This article originally appeared on The Lawyer’s Daily website published by LexisNexis Canada Inc. on Friday, August 31, 2018.
The first phase of amendments to Ontario’s Construction Act, R.S.O. 1990, c.C. 30 (the Act) came into force on July 1, 2018. The amendments included some limited additional rights to information, pursuant to a request delivered under s. 39 of the Act to an owner, contractor, subcontractor or mortgagee. One of the main additions is the right to particulars concerning the states of accounts between players involved in construction projects. It is to be noted that landlords are now subject to requests for information, arising out of their new liabilities under the Act.
Additional rights to information may be prescribed in the future, as discussed below. There are no additional rights that would assist in dealing with the transition provisions of the Act.
Information regarding states of accounts
Owners, contractors, subcontractors and now landlords, must provide additional information pertaining to the state of accounts between an owner/contractor, a contractor/subcontractor and a subcontractor/sub-subcontractor. The new ss. 39(4.1) provides that the following information must be provided by a recipient of a written request:
- The price of the services or materials that have been supplied under the contract or subcontract;
- The amounts paid under the contract or subcontract;
- The amount of the applicable holdbacks (which includes notice holdback);
- The balance owed under the contract or subcontract;
- Any amount retained under s. 12 (set-off by trustee) or under ss. 17 (3) (lien set-off); and
- Any other information that may be prescribed.
“Prescribed” means as provided for in the regulations to the Act and so all players in the construction industry will need to monitor any updates to the regulations that may increase the rights to information provided for in s. 39. Combined with the extended timelines to preserve and perfect a claim for lien under the amended Act, these particulars should assist lien claimants in resolving their disputes early in the process, provided that the 21-day deadline for delivery of information is complied with.
Information from landlords
Landlords can no longer “notice-out” of the Act and shield themselves from liability to a lien claimant.

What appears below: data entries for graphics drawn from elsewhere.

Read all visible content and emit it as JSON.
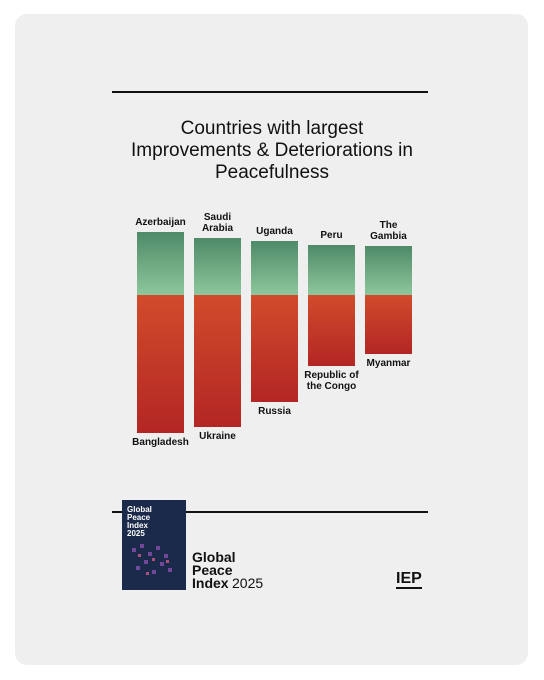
{
  "chart_data": {
    "type": "diverging-bar",
    "title": "Countries with largest Improvements & Deteriorations in Peacefulness",
    "series": [
      {
        "name": "Improvements",
        "color": "#5a9a72",
        "categories": [
          "Azerbaijan",
          "Saudi Arabia",
          "Uganda",
          "Peru",
          "The Gambia"
        ],
        "values": [
          63,
          57,
          54,
          50,
          49
        ]
      },
      {
        "name": "Deteriorations",
        "color": "#c53a2a",
        "categories": [
          "Bangladesh",
          "Ukraine",
          "Russia",
          "Republic of the Congo",
          "Myanmar"
        ],
        "values": [
          -138,
          -132,
          -107,
          -71,
          -59
        ]
      }
    ],
    "ylim": [
      -140,
      70
    ]
  },
  "footer": {
    "cover_title": "Global Peace Index 2025",
    "brand": "Global Peace Index",
    "year": "2025",
    "logo": "IEP"
  }
}
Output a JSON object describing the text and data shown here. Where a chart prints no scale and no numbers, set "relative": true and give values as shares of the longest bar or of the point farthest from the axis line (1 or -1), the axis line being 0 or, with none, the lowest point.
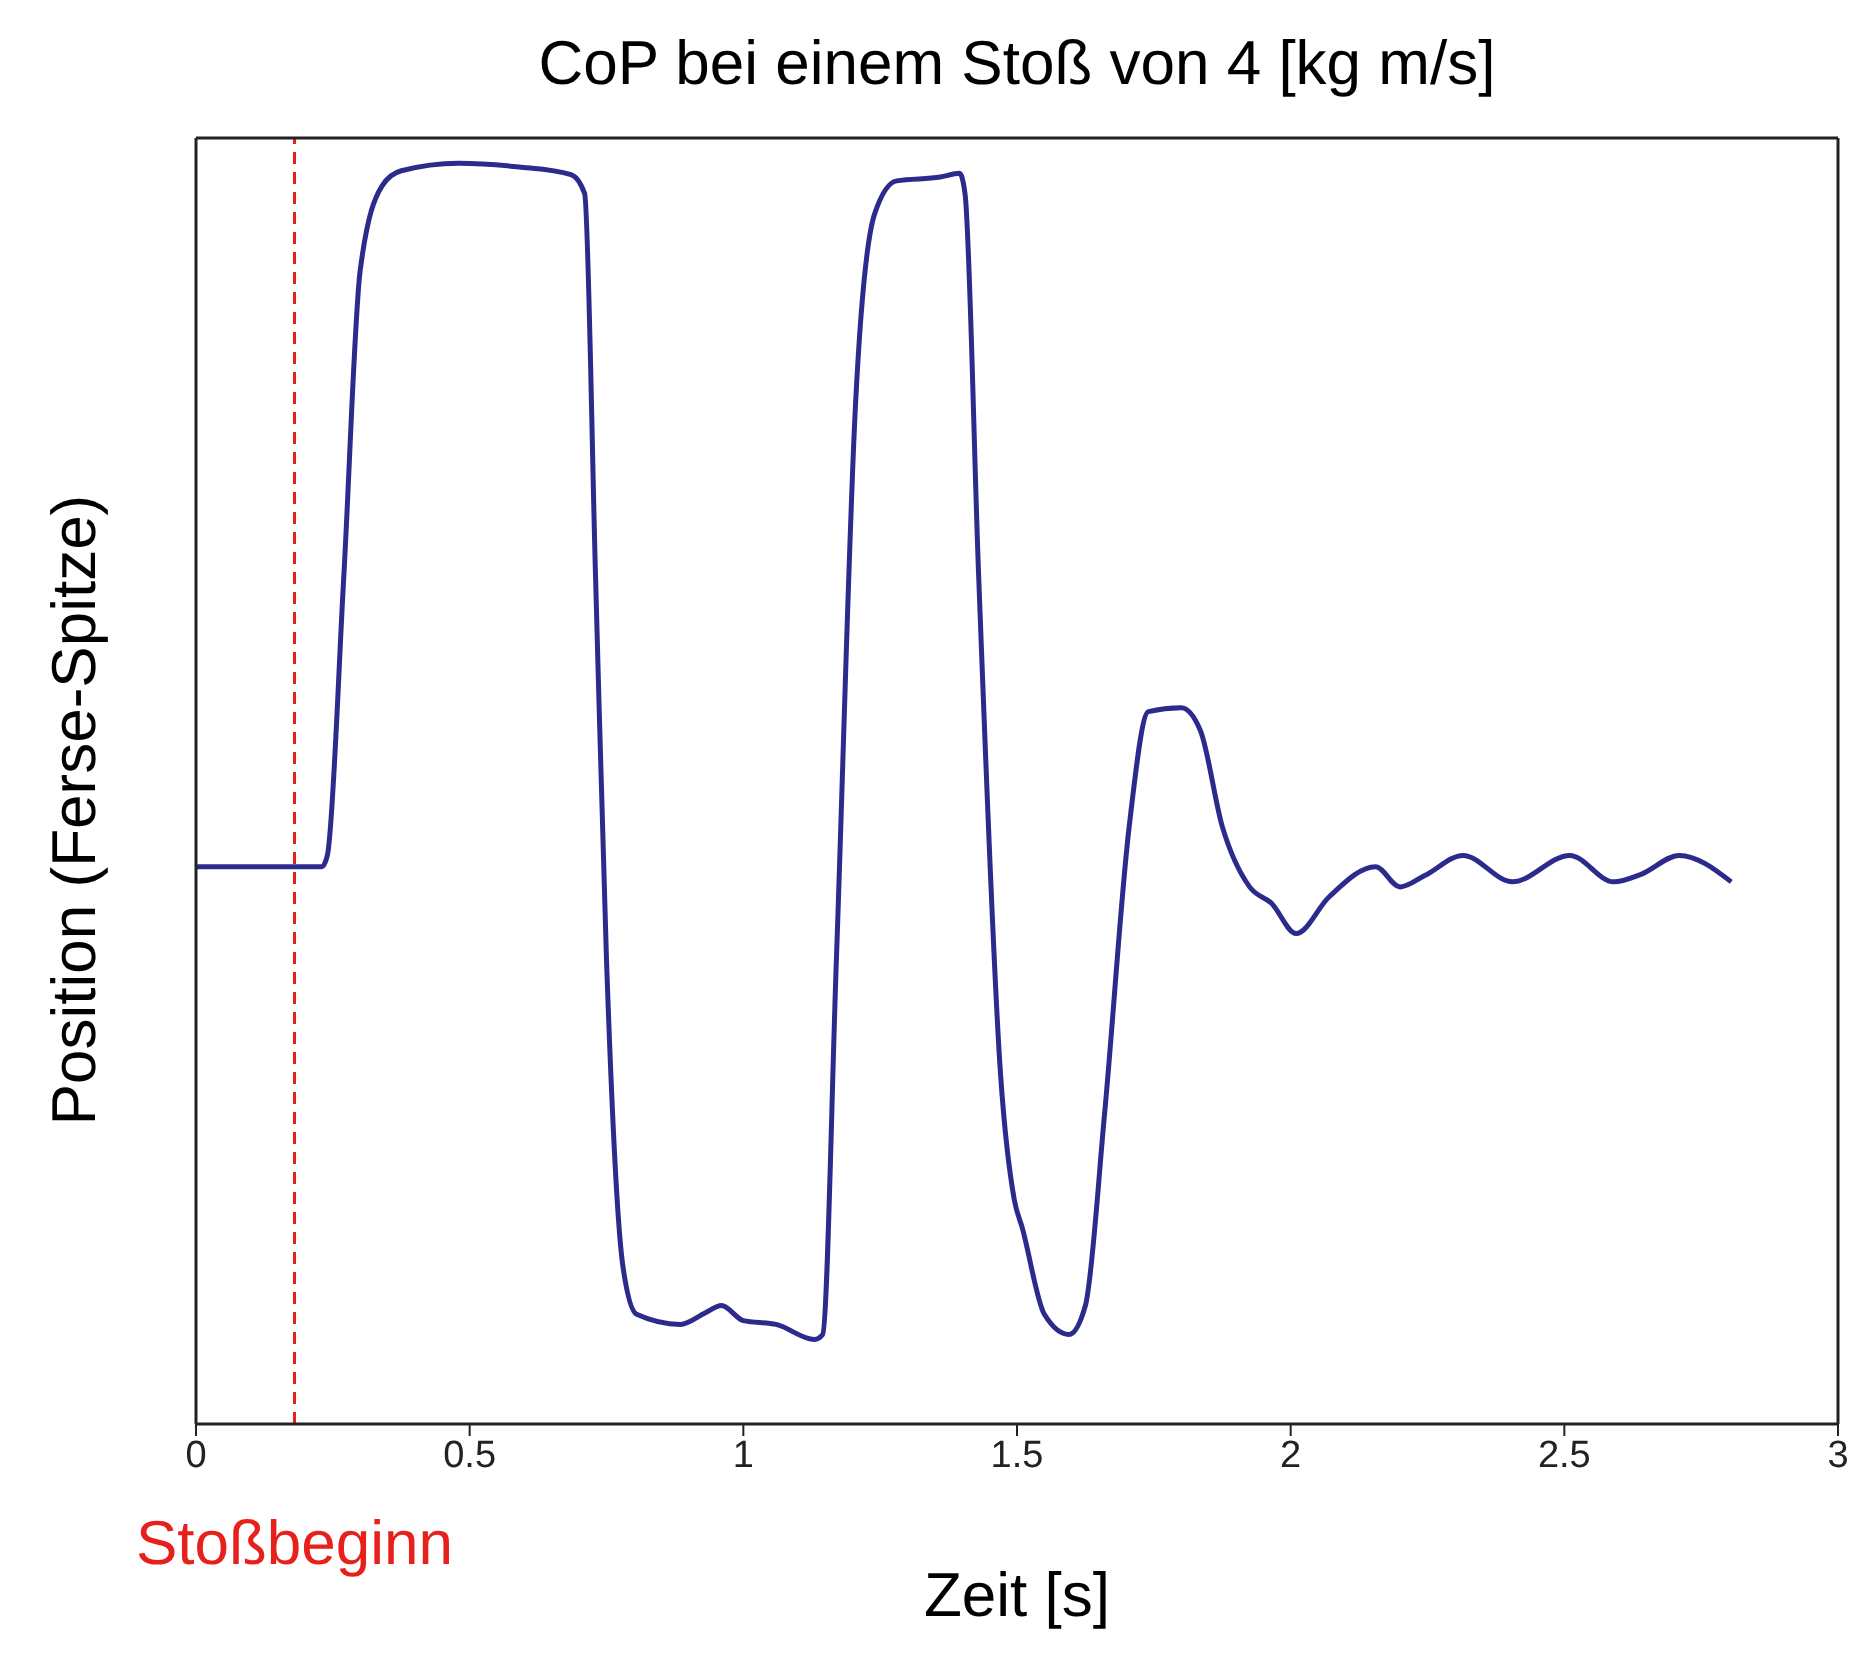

Section 19(1), as amended on July 1, 2018, imposes a 10 per cent statutory liability for payments made by landlords to tenants for improvements to a leased premises (commonly known as the “tenant allowance”). Note that the definition for the word “improvement” now includes the word “capital” before “repair” in s. 1(1)(a).

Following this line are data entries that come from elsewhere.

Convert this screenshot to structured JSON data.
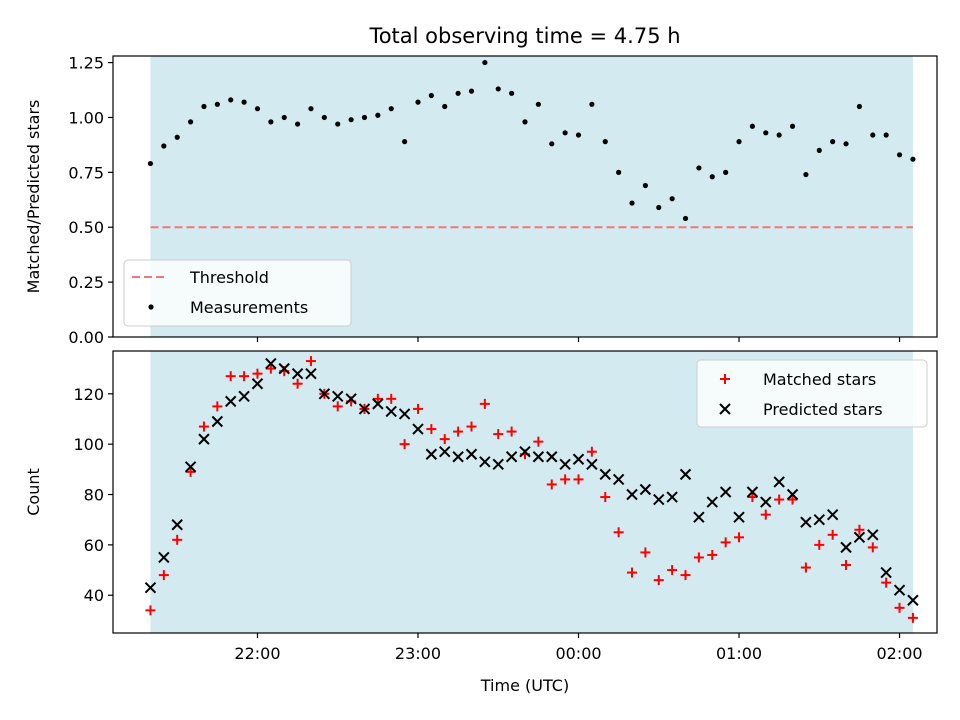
{
  "figure": {
    "title": "Total observing time = 4.75 h",
    "xlabel": "Time (UTC)"
  },
  "chart_data": [
    {
      "type": "scatter",
      "ylabel": "Matched/Predicted stars",
      "ylim": [
        0,
        1.28
      ],
      "yticks": [
        "0.00",
        "0.25",
        "0.50",
        "0.75",
        "1.00",
        "1.25"
      ],
      "xticks": [],
      "observing_window": {
        "start_min": 1280,
        "end_min": 1565,
        "color": "#d3eaf0"
      },
      "threshold": {
        "name": "Threshold",
        "value": 0.5,
        "color": "#f07878",
        "style": "dashed"
      },
      "series": [
        {
          "name": "Measurements",
          "color": "#000000",
          "x_min": [
            1280,
            1285,
            1290,
            1295,
            1300,
            1305,
            1310,
            1315,
            1320,
            1325,
            1330,
            1335,
            1340,
            1345,
            1350,
            1355,
            1360,
            1365,
            1370,
            1375,
            1380,
            1385,
            1390,
            1395,
            1400,
            1405,
            1410,
            1415,
            1420,
            1425,
            1430,
            1435,
            1440,
            1445,
            1450,
            1455,
            1460,
            1465,
            1470,
            1475,
            1480,
            1485,
            1490,
            1495,
            1500,
            1505,
            1510,
            1515,
            1520,
            1525,
            1530,
            1535,
            1540,
            1545,
            1550,
            1555,
            1560,
            1565
          ],
          "values": [
            0.79,
            0.87,
            0.91,
            0.98,
            1.05,
            1.06,
            1.08,
            1.07,
            1.04,
            0.98,
            1.0,
            0.97,
            1.04,
            1.0,
            0.97,
            0.99,
            1.0,
            1.01,
            1.04,
            0.89,
            1.07,
            1.1,
            1.05,
            1.11,
            1.12,
            1.25,
            1.13,
            1.11,
            0.98,
            1.06,
            0.88,
            0.93,
            0.92,
            1.06,
            0.89,
            0.75,
            0.61,
            0.69,
            0.59,
            0.63,
            0.54,
            0.77,
            0.73,
            0.75,
            0.89,
            0.96,
            0.93,
            0.92,
            0.96,
            0.74,
            0.85,
            0.89,
            0.88,
            1.05,
            0.92,
            0.92,
            0.83,
            0.81
          ]
        }
      ],
      "legend": {
        "placement": "lower-left",
        "entries": [
          "Threshold",
          "Measurements"
        ]
      }
    },
    {
      "type": "scatter",
      "ylabel": "Count",
      "ylim": [
        25,
        137
      ],
      "yticks": [
        "40",
        "60",
        "80",
        "100",
        "120"
      ],
      "xticks": [
        "22:00",
        "23:00",
        "00:00",
        "01:00",
        "02:00"
      ],
      "xtick_values_min": [
        1320,
        1380,
        1440,
        1500,
        1560
      ],
      "xlim_min": [
        1266,
        1574
      ],
      "observing_window": {
        "start_min": 1280,
        "end_min": 1565,
        "color": "#d3eaf0"
      },
      "series": [
        {
          "name": "Matched stars",
          "marker": "plus",
          "color": "#ff0000",
          "x_min": [
            1280,
            1285,
            1290,
            1295,
            1300,
            1305,
            1310,
            1315,
            1320,
            1325,
            1330,
            1335,
            1340,
            1345,
            1350,
            1355,
            1360,
            1365,
            1370,
            1375,
            1380,
            1385,
            1390,
            1395,
            1400,
            1405,
            1410,
            1415,
            1420,
            1425,
            1430,
            1435,
            1440,
            1445,
            1450,
            1455,
            1460,
            1465,
            1470,
            1475,
            1480,
            1485,
            1490,
            1495,
            1500,
            1505,
            1510,
            1515,
            1520,
            1525,
            1530,
            1535,
            1540,
            1545,
            1550,
            1555,
            1560,
            1565
          ],
          "values": [
            34,
            48,
            62,
            89,
            107,
            115,
            127,
            127,
            128,
            130,
            129,
            124,
            133,
            120,
            115,
            117,
            114,
            118,
            118,
            100,
            114,
            106,
            102,
            105,
            107,
            116,
            104,
            105,
            96,
            101,
            84,
            86,
            86,
            97,
            79,
            65,
            49,
            57,
            46,
            50,
            48,
            55,
            56,
            61,
            63,
            79,
            72,
            78,
            78,
            51,
            60,
            64,
            52,
            66,
            59,
            45,
            35,
            31
          ]
        },
        {
          "name": "Predicted stars",
          "marker": "x",
          "color": "#000000",
          "x_min": [
            1280,
            1285,
            1290,
            1295,
            1300,
            1305,
            1310,
            1315,
            1320,
            1325,
            1330,
            1335,
            1340,
            1345,
            1350,
            1355,
            1360,
            1365,
            1370,
            1375,
            1380,
            1385,
            1390,
            1395,
            1400,
            1405,
            1410,
            1415,
            1420,
            1425,
            1430,
            1435,
            1440,
            1445,
            1450,
            1455,
            1460,
            1465,
            1470,
            1475,
            1480,
            1485,
            1490,
            1495,
            1500,
            1505,
            1510,
            1515,
            1520,
            1525,
            1530,
            1535,
            1540,
            1545,
            1550,
            1555,
            1560,
            1565
          ],
          "values": [
            43,
            55,
            68,
            91,
            102,
            109,
            117,
            119,
            124,
            132,
            130,
            128,
            128,
            120,
            119,
            118,
            114,
            116,
            113,
            112,
            106,
            96,
            97,
            95,
            96,
            93,
            92,
            95,
            97,
            95,
            95,
            92,
            94,
            92,
            88,
            86,
            80,
            82,
            78,
            79,
            88,
            71,
            77,
            81,
            71,
            81,
            77,
            85,
            80,
            69,
            70,
            72,
            59,
            63,
            64,
            49,
            42,
            38
          ]
        }
      ],
      "legend": {
        "placement": "upper-right",
        "entries": [
          "Matched stars",
          "Predicted stars"
        ]
      }
    }
  ]
}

In addition to the new information called for under the new s. 39(4.1), discussed above, landlords must also provide information as to which of the amounts paid under the contract or subcontract constitute any part of the payment of the tenant allowance. Landlords will need to be mindful of their new obligations under the Act and review their lease agreements for compliance with the new provisions.
Are we missing something?
One glaring absence in the amendments to s. 39 is a right to information that is needed to determine which version of the Act applies to a project dispute. The transition provisions in s. 87.3 state that the old (pre-Canada Day 2018) Act continues to apply in respect of an improvement if:
- a contract for the improvement was entered into before that day;
- a procurement process, if any, for the improvement was commenced before that day; or
- if the premises are subject to a leasehold interest, the lease was first entered into before that day.
Under the amended s. 39 of the Act, lien claimants do not have a right to request the date that a lease was entered into with respect to an improvement of a leased premises. Similarly, recipients of requests for information are not obliged to provide the dates of the relevant contracts or subcontracts, although it would be prudent to make the request in any event, to avoid continuing uncertainty about which version of the Act applies to a project.
Players on the lower end of a construction pyramid would also be well advised to make early inquiries regarding the dates of a contract or a lease and the start of a “procurement process,” as they do not have statutory right to this information under the amended Act.
These comments are of a general nature and not intended to provide legal advice as individual situations will differ and should be discussed with a lawyer.